The proposed transport will take 150 tanker trucks, accompanied by armed convoy. Edwards questions the safety of moving the waste in liquid form, why not solidify it first, or best of all, leave it where it is in Chalk River, he says.

While there has been no great public opposition to the transportation plan yet, 44 organisations have written to both Prime Minister Justin Trudeau and President Obama requesting that this series of shipments be held until the existing regulatory process under the Great Lakes agreement is followed.
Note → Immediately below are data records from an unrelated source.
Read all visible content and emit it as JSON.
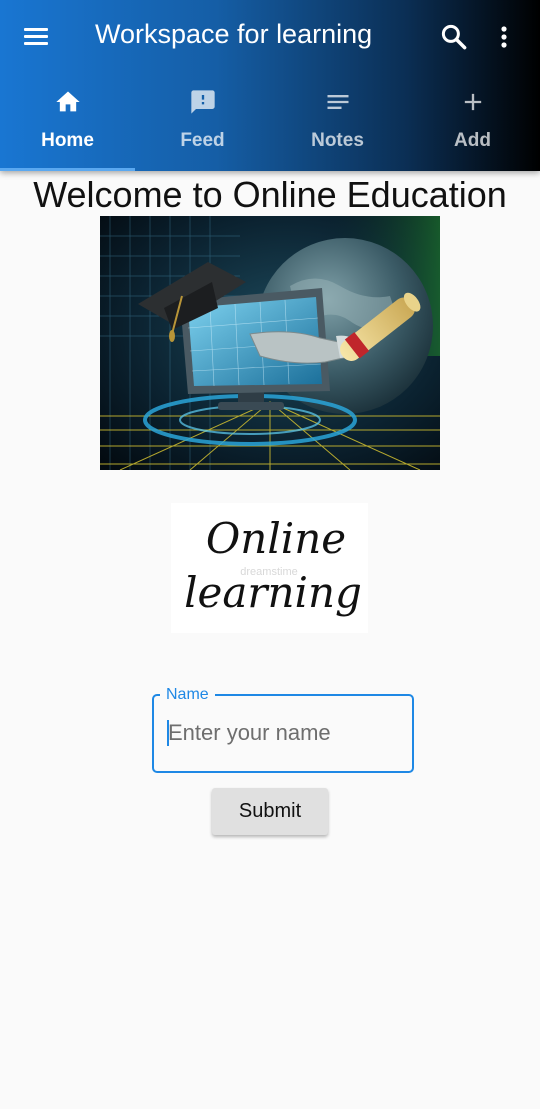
{
  "app_bar": {
    "title": "Workspace for learning",
    "gradient_colors": [
      "#1976d2",
      "#0b2f55",
      "#000000"
    ],
    "icons": {
      "menu": "menu-icon",
      "search": "search-icon",
      "more": "more-vert-icon"
    }
  },
  "tabs": [
    {
      "label": "Home",
      "icon": "home-icon",
      "active": true
    },
    {
      "label": "Feed",
      "icon": "feedback-icon",
      "active": false
    },
    {
      "label": "Notes",
      "icon": "notes-icon",
      "active": false
    },
    {
      "label": "Add",
      "icon": "add-icon",
      "active": false
    }
  ],
  "main": {
    "heading": "Welcome to Online Education",
    "hero_image": "graduation-cap-diploma-computer-image",
    "logo": {
      "line1": "Online",
      "line2": "learning",
      "watermark": "dreamstime"
    },
    "name_field": {
      "label": "Name",
      "placeholder": "Enter your name",
      "value": ""
    },
    "submit_label": "Submit"
  },
  "colors": {
    "accent": "#1e88e5",
    "tab_indicator": "#5aa8f0",
    "background": "#fafafa",
    "button": "#e0e0e0"
  }
}
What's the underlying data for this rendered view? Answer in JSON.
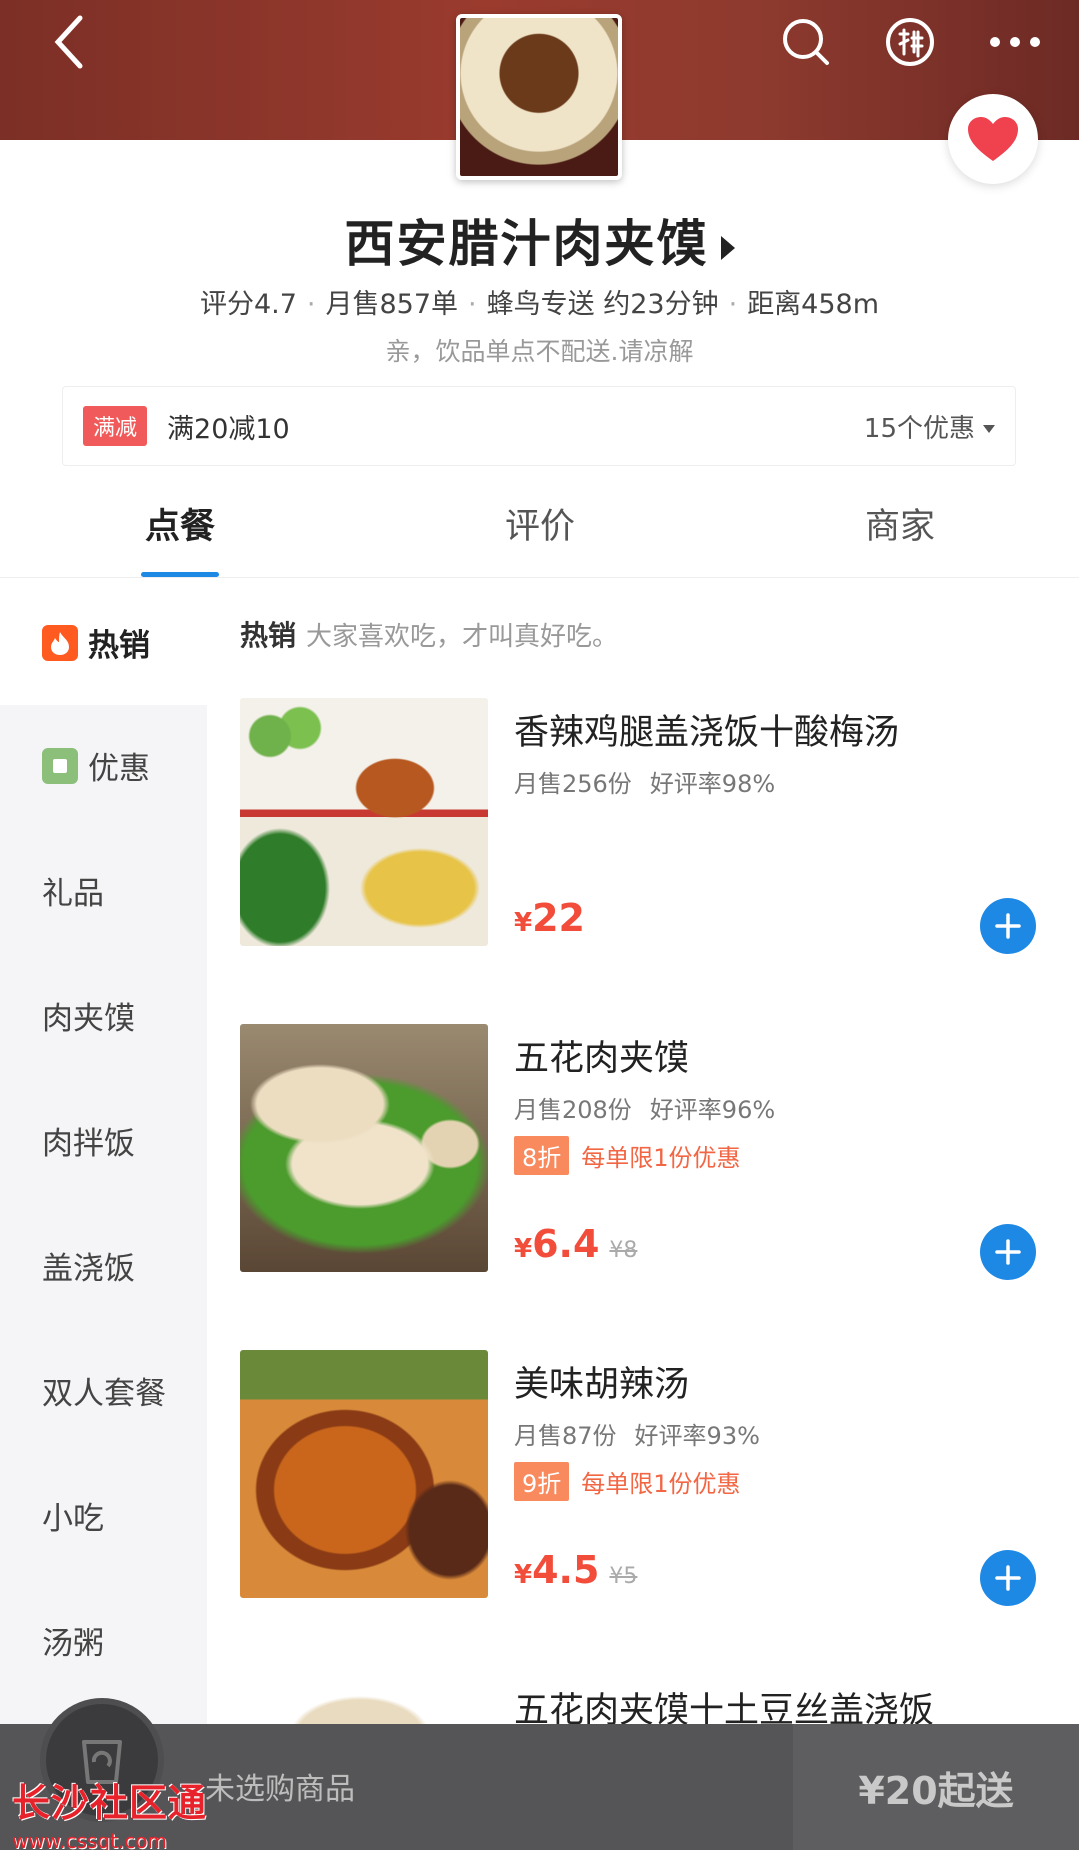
{
  "shop": {
    "name": "西安腊汁肉夹馍",
    "rating": "评分4.7",
    "monthly_sales": "月售857单",
    "delivery": "蜂鸟专送 约23分钟",
    "distance": "距离458m",
    "notice": "亲，饮品单点不配送.请凉解"
  },
  "promo": {
    "tag": "满减",
    "text": "满20减10",
    "count": "15个优惠"
  },
  "tabs": [
    "点餐",
    "评价",
    "商家"
  ],
  "sidebar": {
    "items": [
      "热销",
      "优惠",
      "礼品",
      "肉夹馍",
      "肉拌饭",
      "盖浇饭",
      "双人套餐",
      "小吃",
      "汤粥"
    ]
  },
  "section": {
    "title": "热销",
    "slogan": "大家喜欢吃，才叫真好吃。"
  },
  "items": [
    {
      "name": "香辣鸡腿盖浇饭十酸梅汤",
      "sales": "月售256份",
      "rating": "好评率98%",
      "discount_badge": "",
      "discount_text": "",
      "currency": "¥",
      "price": "22",
      "old_price": ""
    },
    {
      "name": "五花肉夹馍",
      "sales": "月售208份",
      "rating": "好评率96%",
      "discount_badge": "8折",
      "discount_text": "每单限1份优惠",
      "currency": "¥",
      "price": "6.4",
      "old_price": "¥8"
    },
    {
      "name": "美味胡辣汤",
      "sales": "月售87份",
      "rating": "好评率93%",
      "discount_badge": "9折",
      "discount_text": "每单限1份优惠",
      "currency": "¥",
      "price": "4.5",
      "old_price": "¥5"
    },
    {
      "name": "五花肉夹馍十土豆丝盖浇饭"
    }
  ],
  "cart": {
    "empty_text": "未选购商品",
    "min_order": "¥20起送"
  },
  "watermark": {
    "title": "长沙社区通",
    "url": "www.cssqt.com"
  },
  "colors": {
    "accent": "#1e88e5",
    "price": "#f24c3a",
    "promo_tag": "#f05a5a",
    "discount": "#f88a5e"
  }
}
Regarding nuclear weapons, as the International Physicians for the Prevention of Nuclear War suggested several years ago, the arms race is similar to an addiction; those involved can’t see what they’re doing, and they need help.

Today, Vladimir Putin downplayed Trump’s tweet during a televised year-end news conference. The statement came as no surprise he said, since Trump had made similar statements during the recent election campaign.

Putin clarified that Russia is continuing to modernize its armed forces, including its nuclear weapons. And he said Russia is not interested in a renewed arms race, but is working to improve the capacity to break through missile defenses.

NATO’s deployment of missile defense systems in countries bordering Russia has raised tensions between Moscow and the West.

And Trump, for his part, told MSNBC’s Mika Brzezinski, in an off-air phone call this morning, what he meant in yesterday’s tweet, proclaiming, ‘Let there be an arms race, we will outmatch them at every pass, and outlast them all.’